Psalm 58
1Do you indeed decree what is right, you gods?
Do you judge the children of man uprightly?
2No, in your hearts you devise wrongs;
your hands deal out violence on earth.
3The wicked are estranged from the womb;
they go astray from birth, speaking lies.
4 They have venom like the venom of a serpent,
like the deaf adder that stops its ear,
5so that it does not hear the voice of charmers
or of the cunning enchanter.
6O God, break the teeth in their mouths;
tear out the fangs of the young lions, O LORD!
7Let them vanish like water that runs away;
when he aims his arrows, let them be blunted.
8Let them be like the snail that dissolves into slime,
like the stillborn child who never sees the sun.
9Sooner than your pots can feel the heat of thorns,
whether green or ablaze, may he sweep them away!
10 The righteous will rejoice when he sees the vengeance;
he will bathe his feet in the blood of the wicked.
11Mankind will say, “Surely there is a reward for the righteous;
surely there is a God who judges on earth.”
Another imprecatory Psalm. Every time we come across one people start tiptoeing around it like it has an infectious disease of some sort and needs to be put in quarantine so that no one gets infected. We often see two extreme explanations for the imprecatory Psalms.

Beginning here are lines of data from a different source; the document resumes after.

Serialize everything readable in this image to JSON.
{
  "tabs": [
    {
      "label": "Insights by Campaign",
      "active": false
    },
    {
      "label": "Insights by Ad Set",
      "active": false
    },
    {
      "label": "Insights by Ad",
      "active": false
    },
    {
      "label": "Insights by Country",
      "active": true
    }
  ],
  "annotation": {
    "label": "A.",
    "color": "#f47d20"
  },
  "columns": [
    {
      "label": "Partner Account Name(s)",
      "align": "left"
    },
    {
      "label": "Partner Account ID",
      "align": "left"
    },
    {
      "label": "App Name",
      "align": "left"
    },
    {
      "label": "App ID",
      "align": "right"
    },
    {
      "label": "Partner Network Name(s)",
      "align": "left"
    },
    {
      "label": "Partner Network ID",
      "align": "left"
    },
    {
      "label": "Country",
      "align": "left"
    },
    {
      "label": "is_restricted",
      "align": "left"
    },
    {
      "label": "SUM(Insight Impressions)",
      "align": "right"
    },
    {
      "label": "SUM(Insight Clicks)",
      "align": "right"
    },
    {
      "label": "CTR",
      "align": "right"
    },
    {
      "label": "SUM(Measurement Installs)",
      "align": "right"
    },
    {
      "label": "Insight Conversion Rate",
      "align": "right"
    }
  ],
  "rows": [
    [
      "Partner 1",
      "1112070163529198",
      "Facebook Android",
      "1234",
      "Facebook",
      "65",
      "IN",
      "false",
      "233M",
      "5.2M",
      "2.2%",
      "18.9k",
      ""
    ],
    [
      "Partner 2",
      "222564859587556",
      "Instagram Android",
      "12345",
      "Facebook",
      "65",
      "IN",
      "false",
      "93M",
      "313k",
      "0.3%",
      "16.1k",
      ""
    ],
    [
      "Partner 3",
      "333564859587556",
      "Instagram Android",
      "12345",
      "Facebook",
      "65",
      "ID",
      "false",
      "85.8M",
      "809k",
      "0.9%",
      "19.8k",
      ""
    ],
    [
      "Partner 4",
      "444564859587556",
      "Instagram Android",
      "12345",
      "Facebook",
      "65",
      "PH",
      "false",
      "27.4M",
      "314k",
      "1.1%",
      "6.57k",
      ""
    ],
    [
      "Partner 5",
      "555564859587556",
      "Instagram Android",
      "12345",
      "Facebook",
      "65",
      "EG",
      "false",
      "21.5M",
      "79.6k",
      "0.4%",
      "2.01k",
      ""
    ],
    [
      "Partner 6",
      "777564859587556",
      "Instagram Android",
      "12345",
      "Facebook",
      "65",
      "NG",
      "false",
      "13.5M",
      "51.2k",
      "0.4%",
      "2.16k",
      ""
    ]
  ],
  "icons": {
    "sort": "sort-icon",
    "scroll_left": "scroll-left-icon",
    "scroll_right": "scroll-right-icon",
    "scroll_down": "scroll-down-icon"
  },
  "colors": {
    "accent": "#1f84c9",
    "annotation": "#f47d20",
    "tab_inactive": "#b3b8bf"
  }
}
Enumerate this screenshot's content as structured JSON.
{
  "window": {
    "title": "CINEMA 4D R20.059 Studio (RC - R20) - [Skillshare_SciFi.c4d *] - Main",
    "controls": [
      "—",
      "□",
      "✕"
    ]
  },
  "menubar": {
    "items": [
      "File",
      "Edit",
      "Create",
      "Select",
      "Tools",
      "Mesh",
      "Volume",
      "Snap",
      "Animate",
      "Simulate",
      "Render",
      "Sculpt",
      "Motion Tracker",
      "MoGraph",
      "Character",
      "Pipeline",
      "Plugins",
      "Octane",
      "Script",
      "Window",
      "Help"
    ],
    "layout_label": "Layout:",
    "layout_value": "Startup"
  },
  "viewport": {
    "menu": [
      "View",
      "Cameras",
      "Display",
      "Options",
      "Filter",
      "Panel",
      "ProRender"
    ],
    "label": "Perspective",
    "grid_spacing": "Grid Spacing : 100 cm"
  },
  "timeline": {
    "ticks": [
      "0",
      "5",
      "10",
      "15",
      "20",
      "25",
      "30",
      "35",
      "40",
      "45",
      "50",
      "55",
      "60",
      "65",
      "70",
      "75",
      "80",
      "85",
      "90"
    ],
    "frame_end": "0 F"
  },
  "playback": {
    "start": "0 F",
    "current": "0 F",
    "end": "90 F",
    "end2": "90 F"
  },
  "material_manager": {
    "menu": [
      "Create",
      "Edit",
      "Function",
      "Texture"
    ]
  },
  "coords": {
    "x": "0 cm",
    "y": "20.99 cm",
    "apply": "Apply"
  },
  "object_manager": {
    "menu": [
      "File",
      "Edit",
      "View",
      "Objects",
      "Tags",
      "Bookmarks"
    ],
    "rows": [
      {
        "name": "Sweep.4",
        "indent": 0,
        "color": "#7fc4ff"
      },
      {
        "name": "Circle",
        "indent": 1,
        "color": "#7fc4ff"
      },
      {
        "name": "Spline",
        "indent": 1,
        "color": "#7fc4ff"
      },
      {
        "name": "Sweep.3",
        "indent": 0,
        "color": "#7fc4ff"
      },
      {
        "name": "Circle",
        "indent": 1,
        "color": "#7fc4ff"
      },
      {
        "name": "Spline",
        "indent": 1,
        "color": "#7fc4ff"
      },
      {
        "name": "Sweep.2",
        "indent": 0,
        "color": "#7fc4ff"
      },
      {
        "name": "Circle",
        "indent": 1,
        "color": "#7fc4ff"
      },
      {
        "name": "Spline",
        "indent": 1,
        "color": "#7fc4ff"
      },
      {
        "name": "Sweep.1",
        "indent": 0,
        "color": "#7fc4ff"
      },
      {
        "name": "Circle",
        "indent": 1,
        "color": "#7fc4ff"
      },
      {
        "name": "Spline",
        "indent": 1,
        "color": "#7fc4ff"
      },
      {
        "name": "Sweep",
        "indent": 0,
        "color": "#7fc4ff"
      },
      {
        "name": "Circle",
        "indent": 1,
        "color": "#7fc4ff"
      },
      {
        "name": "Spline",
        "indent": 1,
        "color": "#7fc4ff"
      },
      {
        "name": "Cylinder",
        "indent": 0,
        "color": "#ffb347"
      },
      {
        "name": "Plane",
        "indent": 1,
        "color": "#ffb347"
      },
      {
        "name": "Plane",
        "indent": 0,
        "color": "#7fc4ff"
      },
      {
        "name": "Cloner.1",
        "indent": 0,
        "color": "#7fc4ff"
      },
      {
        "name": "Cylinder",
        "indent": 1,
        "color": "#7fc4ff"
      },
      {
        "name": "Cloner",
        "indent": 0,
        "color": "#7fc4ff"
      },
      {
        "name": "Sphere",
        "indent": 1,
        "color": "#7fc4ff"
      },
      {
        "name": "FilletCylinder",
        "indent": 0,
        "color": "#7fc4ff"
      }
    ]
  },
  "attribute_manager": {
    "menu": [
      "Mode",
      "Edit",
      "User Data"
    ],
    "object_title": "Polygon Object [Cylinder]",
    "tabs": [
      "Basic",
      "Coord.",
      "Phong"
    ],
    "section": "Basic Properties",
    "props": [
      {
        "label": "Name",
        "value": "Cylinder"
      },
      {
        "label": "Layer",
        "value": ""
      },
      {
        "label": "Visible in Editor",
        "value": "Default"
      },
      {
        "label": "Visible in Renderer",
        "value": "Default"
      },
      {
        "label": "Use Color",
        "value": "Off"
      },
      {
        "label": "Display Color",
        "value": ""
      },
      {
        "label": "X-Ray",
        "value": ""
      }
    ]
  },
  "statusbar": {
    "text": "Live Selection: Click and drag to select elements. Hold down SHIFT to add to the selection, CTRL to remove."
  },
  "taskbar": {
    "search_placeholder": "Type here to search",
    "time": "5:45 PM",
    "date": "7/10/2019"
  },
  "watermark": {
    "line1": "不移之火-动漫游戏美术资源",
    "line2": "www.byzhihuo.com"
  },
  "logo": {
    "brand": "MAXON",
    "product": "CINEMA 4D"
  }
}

1) – those who maintain that this does not say what it seems to say, or that God did not really say it. (This is what I was taught in one of the seminaries I attended). There is, in this, a hidden understanding that we know what God is really like and we know that He would never say or inspire someone to say what this seems to be saying.
2) The gleeful hateful interpretation that maintains that anything that transgresses the will of God is deserving of our hatred and we would be justified in bombing into oblivion any who ever disagree with our understanding of the Scriptures.
The first approach amounts to a denial of the inspiration of Scripture. It is the idolatrous assumption that the God who loves us would never have such an attitude. It presumes to know what is really God-like and pronounces that this cannot be, for it is below God to say such a thing. It therefore should never have been allowed in the canon. It cannot properly be understood, they say, if there is anything in the explanation that says that God hates sinners.
The second approach finds delight in such texts and hopes to convince the world that God is on a rampage. There is an implicit self righteousness about the view. They believe that the wicked deserve the wrath that is invoked in the Psalm but they also believe that the reason they will not be on the receiving end of that wrath is because they are intrinsically better. They are in God’s good books because they are holier, more perceptive, less sinful, less depraved. These are the ones at the Gay Pride Parade with the placards that proudly state that God hates gays and so should everyone else. Across the street from them are those who believe that God never wrote such a Psalm in the first place and God loves all people equally, no matter what their crimes.
They are both guilty of the same offence – God is like me. It is not even “I am like God”, for that would make God, God, and that is not their problem. Their problem is that they are their own gods and when the Scriptures interfere with that assessment then they have to explain those Scriptures in a manner that allows them to keep their godhood.
These are people who know that when the Bible says things we like it is because God is seeing our point of view and therefore He must be right for if this is not right then that means that we are wrong and we know that cannot be the case.
Both these interpretations are great tragedies.
How then should we understand such texts that give us a difficult or “looks like us” understanding of the Almighty?
1) Christians don’t take vengeance on their enemies – that is God’s work and the most we dare do is ask Him to be just. 2) God is a just God and what these Psalms ask for is not more than what the wicked deserve. But it is also what we deserve and if not for the grace of God it is what should be prayed about us. Absent of the grace of God we would be doing the things that have the Psalmist so concerned. 3) God inspired the Psalmist to say such things to teach us about His justice. 4) It is not wrong to want injustice to end and it is not wrong to pray for the wicked to receive their just reward. 5) Such texts teach us that it is always wrong to take justice into our own hands and not to leave it up to God. David calls for God to do something while never actually doing to his enemies what he asked God to do. 6) God did not always do what David asked for and this means that we are to see a God of great mercy even though He has every right to destroy us all. 7) The way we can take action to end the horrors that the wicked do, is to triumph over evil with good. Give the Gospel.